Hackers and cyber criminals attach great importance to our cell phone numbers – with which they can do a lot of damage with very little effort. While there is currently no evidence that Boris Johnson’s data and communications have been compromised, if your cell phone number is freely available, your number will increase significantly Vulnerability to Cyber ​​Attack.


Such a cyber attack is the ” SIM exchange ”- a very common technique that is difficult to stop. It is usually used by hackers to take advantage of a high quality person’s exposed phone number.

With SIM swaps, hackers call the victim’s cell phone provider, pretend to be such and demand ” Port-out ”The phone number of another operator or a new SIM card. You can use other publicly available information, such as the victim’s date of birth and address, to make the case more convincingly.

Once the port-out is complete, the phone number on the attacker’s SIM card is activated and the hacker can send and receive messages and make calls as if they were the victim.

Phone companies have been aware of this problem for years, but the only routine solution they can find is to offer PIN codes that a phone owner must provide in order to switch devices. This measure has also proven to be ineffective. Hackers can obtain the codes by bribing telephone company employees, for example.


Once hackers gain control of a phone number, they can access their online profiles – on Facebook, Twitter, Gmail, and WhatsApp – which are usually all linked to the phone number. All you have to do is ask the social media companies to text a temporary login code to the victim’s phone.

This is supposed to be the case Twitter CEO Jack Dorseywhose cell phone SIM swap resulted in hackers sending offensive messages to millions of his followers. Other high-quality people, including the actress, have also been victims of such attacks Jessica Albaand online personalities like Shane Dawson and Amanda Cerny.

Aside from posting obnoxious messages, it has been reported that hackers are using the accounts to send spam, steal identities, access private communications, steal cryptocurrency, and maliciously delete cellphone data.


Hackers can also use another, even simpler, method to attack a phone – though some advanced spyware is needed to keep the attack off. Hackers armed with a person’s phone number can send them a text message with a hyperlink in it. If you click this link, spyware can invade your phone and compromise much of its data.

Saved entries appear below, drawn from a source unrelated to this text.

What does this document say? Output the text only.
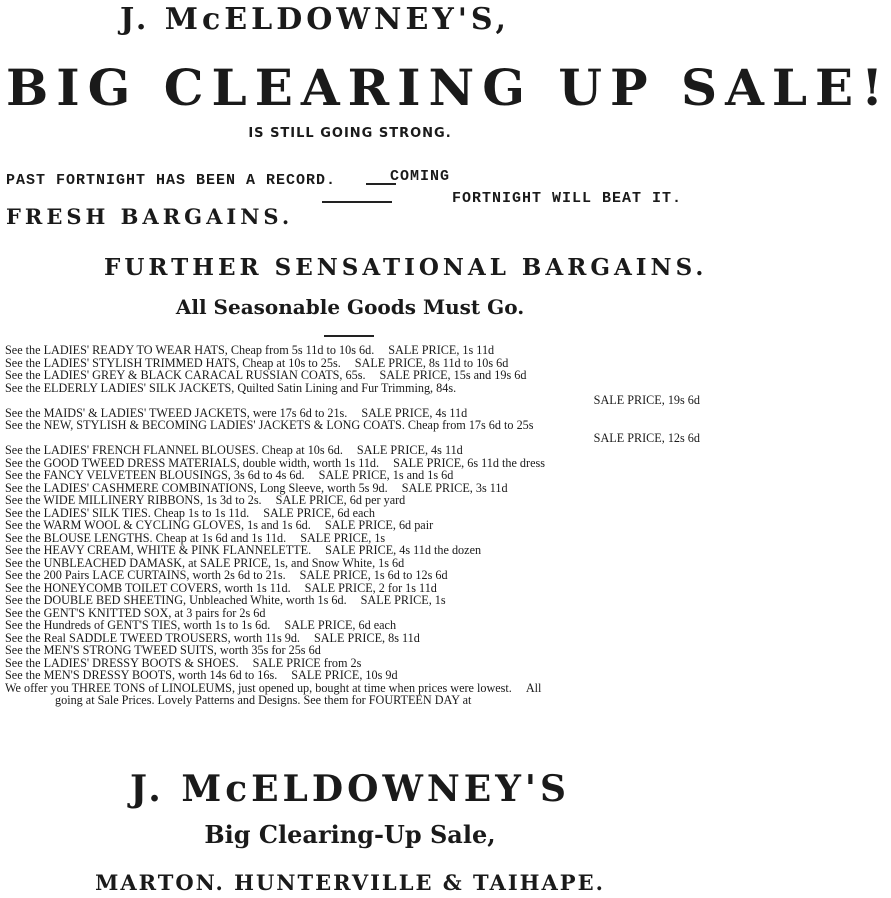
J. McELDOWNEY'S,
BIG CLEARING UP SALE!
IS STILL GOING STRONG.
PAST FORTNIGHT HAS BEEN A RECORD.	COMING
FORTNIGHT WILL BEAT IT.
FRESH BARGAINS.
FURTHER SENSATIONAL BARGAINS.
All Seasonable Goods Must Go.
See the LADIES' READY TO WEAR HATS, Cheap from 5s 11d to 10s 6d. SALE PRICE, 1s 11d
See the LADIES' STYLISH TRIMMED HATS, Cheap at 10s to 25s. SALE PRICE, 8s 11d to 10s 6d
See the LADIES' GREY & BLACK CARACAL RUSSIAN COATS, 65s. SALE PRICE, 15s and 19s 6d
See the ELDERLY LADIES' SILK JACKETS, Quilted Satin Lining and Fur Trimming, 84s.
SALE PRICE, 19s 6d
See the MAIDS' & LADIES' TWEED JACKETS, were 17s 6d to 21s. SALE PRICE, 4s 11d
See the NEW, STYLISH & BECOMING LADIES' JACKETS & LONG COATS. Cheap from 17s 6d to 25s
SALE PRICE, 12s 6d
See the LADIES' FRENCH FLANNEL BLOUSES. Cheap at 10s 6d. SALE PRICE, 4s 11d
See the GOOD TWEED DRESS MATERIALS, double width, worth 1s 11d. SALE PRICE, 6s 11d the dress
See the FANCY VELVETEEN BLOUSINGS, 3s 6d to 4s 6d. SALE PRICE, 1s and 1s 6d
See the LADIES' CASHMERE COMBINATIONS, Long Sleeve, worth 5s 9d. SALE PRICE, 3s 11d
See the WIDE MILLINERY RIBBONS, 1s 3d to 2s. SALE PRICE, 6d per yard
See the LADIES' SILK TIES. Cheap 1s to 1s 11d. SALE PRICE, 6d each
See the WARM WOOL & CYCLING GLOVES, 1s and 1s 6d. SALE PRICE, 6d pair
See the BLOUSE LENGTHS. Cheap at 1s 6d and 1s 11d. SALE PRICE, 1s
See the HEAVY CREAM, WHITE & PINK FLANNELETTE. SALE PRICE, 4s 11d the dozen
See the UNBLEACHED DAMASK, at SALE PRICE, 1s, and Snow White, 1s 6d
See the 200 Pairs LACE CURTAINS, worth 2s 6d to 21s. SALE PRICE, 1s 6d to 12s 6d
See the HONEYCOMB TOILET COVERS, worth 1s 11d. SALE PRICE, 2 for 1s 11d
See the DOUBLE BED SHEETING, Unbleached White, worth 1s 6d. SALE PRICE, 1s
See the GENT'S KNITTED SOX, at 3 pairs for 2s 6d
See the Hundreds of GENT'S TIES, worth 1s to 1s 6d. SALE PRICE, 6d each
See the Real SADDLE TWEED TROUSERS, worth 11s 9d. SALE PRICE, 8s 11d
See the MEN'S STRONG TWEED SUITS, worth 35s for 25s 6d
See the LADIES' DRESSY BOOTS & SHOES. SALE PRICE from 2s
See the MEN'S DRESSY BOOTS, worth 14s 6d to 16s. SALE PRICE, 10s 9d
We offer you THREE TONS of LINOLEUMS, just opened up, bought at time when prices were lowest. All
going at Sale Prices. Lovely Patterns and Designs. See them for FOURTEEN DAY at
J. McELDOWNEY'S
Big Clearing-Up Sale,
MARTON. HUNTERVILLE & TAIHAPE.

It appears that this method was used to infiltrate and spy on Jeff Bezos’ phone in 2020 after reports determined that it was “very likely” that a Text sent by Mohammed bin Salman, the Crown Prince of Saudi Arabia, delivered the spyware to Bezos’ phone. Similar spyware was used to monitor the phones from Journalists and human rights activists.

It is possible that Boris Johnson’s cell phone was never hacked despite the 15 years that his number was freely available online. However, since the exposed telephone numbers of high-quality individuals can be exploited by criminals or hackers from hostile states, strict new security measures should be put in place to prevent such an oversight from occurring again.

Edward Apeh, Principal Academic in Computing, Bournemouth University

This article is republished by The conversation under a Creative Commons license. read this original article.